En tout état de cause, là où l’opposition, partis participationnistes compris, a réclamé une période de transition, le régime a répondu par la modification unilatérale de la Constitution via un Parlement de parvenus aux ordres, ouvrant ainsi la voie à un cinquième mandat sous couvert de limitation de mandats présidentiels. Et là où l’opposition, partis participationnistes compris, a exigé la mise en place d’une instance indépendante d’organisation et de surveillance des élections composée des partis, le pouvoir a répondu par l’instauration d’une commission de quatre cents fonctionnaires, tous nommés de manière discrétionnaire par le président et avec, à sa tête, un transfuge redresseur d’un parti islamiste, gratifié pour bons et loyaux services.
Quelle est donc cette realpolitik qui peut aujourd’hui justifier ce qui s’apparente clairement à une volteface de ces partis de l’opposition ? Faire de la politique doit-il nécessairement impliquer de se défaire de ses principes, de ses convictions profondes, de reprendre la parole donnée et de briser ainsi la confiance au motif qu’il faut rester dans le jeu, jeu du pouvoir bien sûr ?
La politique et la stratégie politique, même ponctuelle ou à court terme, ne doivent pas se faire en contradiction avec ses propres principes, ses convictions profondes et ses idéaux, ceux-là mêmes qui sont énoncés publiquement et qui engagent ! Agir autrement c’est à minima brouiller le message pour ne pas dire trahir la parole donnée et donc briser la confiance.
Or, le mal qui ronge la politique, c’est bien l’absence de confiance de la population en les politiques et l’incapacité de l’opposition à amener ce régime à évacuer l’espace politique de manière pacifique et organisée. C’est bien là le défi et les enjeux de cette énième mascarade électorale pour l’opposition démocratique.
En effet, pourquoi suivre quelqu’un, un parti ou un groupe d’individus qui passe son temps à énoncer de beaux principes si au premier coup de sifflet il passe par pertes et profit ses principes pour aller chercher un maroquin ? En réalité, lorsque l’on agit ainsi c’est que l’on a perdu la foi en la politique, la foi en la souveraineté populaire et au caractère salvateur de la promotion de l’Etat de droit. Lorsque l’on agit ainsi, c’est que l’on a perdu espoir dans le fait que la légitimité vient des urnes.

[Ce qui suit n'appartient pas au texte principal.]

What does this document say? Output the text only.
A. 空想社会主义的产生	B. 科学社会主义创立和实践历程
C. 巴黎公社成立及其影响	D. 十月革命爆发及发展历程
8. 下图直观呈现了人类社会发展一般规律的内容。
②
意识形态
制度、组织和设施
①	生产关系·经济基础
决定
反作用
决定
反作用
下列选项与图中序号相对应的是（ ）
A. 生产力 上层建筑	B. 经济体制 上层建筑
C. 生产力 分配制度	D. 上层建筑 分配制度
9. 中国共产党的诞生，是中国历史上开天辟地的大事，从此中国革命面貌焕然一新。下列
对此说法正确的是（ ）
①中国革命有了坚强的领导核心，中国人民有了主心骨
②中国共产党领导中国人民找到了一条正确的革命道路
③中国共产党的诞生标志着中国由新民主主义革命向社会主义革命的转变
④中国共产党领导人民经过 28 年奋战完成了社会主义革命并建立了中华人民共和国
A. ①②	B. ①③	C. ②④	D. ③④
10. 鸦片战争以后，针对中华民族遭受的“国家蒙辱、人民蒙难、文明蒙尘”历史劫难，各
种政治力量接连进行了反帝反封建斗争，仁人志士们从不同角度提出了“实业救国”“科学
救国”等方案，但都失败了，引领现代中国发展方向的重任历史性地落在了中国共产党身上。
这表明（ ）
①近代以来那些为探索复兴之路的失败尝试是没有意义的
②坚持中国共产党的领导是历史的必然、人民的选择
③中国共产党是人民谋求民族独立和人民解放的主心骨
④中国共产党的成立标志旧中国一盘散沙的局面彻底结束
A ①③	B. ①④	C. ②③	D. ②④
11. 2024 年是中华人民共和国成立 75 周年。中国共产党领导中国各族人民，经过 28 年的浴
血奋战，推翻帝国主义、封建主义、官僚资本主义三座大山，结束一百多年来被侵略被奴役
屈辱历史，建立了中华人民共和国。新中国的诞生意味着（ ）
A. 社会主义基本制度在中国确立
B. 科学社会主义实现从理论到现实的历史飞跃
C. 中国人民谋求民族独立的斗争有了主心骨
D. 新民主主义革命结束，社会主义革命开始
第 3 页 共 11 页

Et si un parti perd la foi dans la force de ses convictions pour un Etat de droit, c’est qu’il a perdu sa raison d’être, celle qui consiste à montrer le chemin vers la construction d’une société plus juste et démocratique. Et cette perte de foi devient ainsi lisible pour le commun des mortels et qui, en réponse, trouve dans cette posture défaitiste matière à alimenter son ressentiment contre les partis et sa perte de confiance en leur capacité à représenter une alternative crédible.
Avec les partis participationnistes sans conditions, nous ne sommes pas sur une différence de vision sur un point de conjoncture politique mais bien sur une vision différente de la stratégie à long terme pour construire un nouvel espace politique, une nouvelle classe politique et une société civile consciente de ses droits et de ses devoirs pour bâtir un Etat de droit.
(*) Zoheir Rouis est membre du conseil politique de Jil Jadid.
(1) CNLTD : Coordination nationale pour les libertés et la transition démocratique créée par Jil Jadid, RCD, MSP, Ennahda et El-Adala et Ahmed Benbitour.
(2) ICSO : Instance de suivi et de coordination de l’opposition initiée par la CNLTD à l’issue de la rencontre de l’opposition à Mazafran et regroupant l’ensemble des partis et personnalités de l’opposition démocratique.
(3) Mazafran : Conférences de l’opposition à Alger, Zéralda.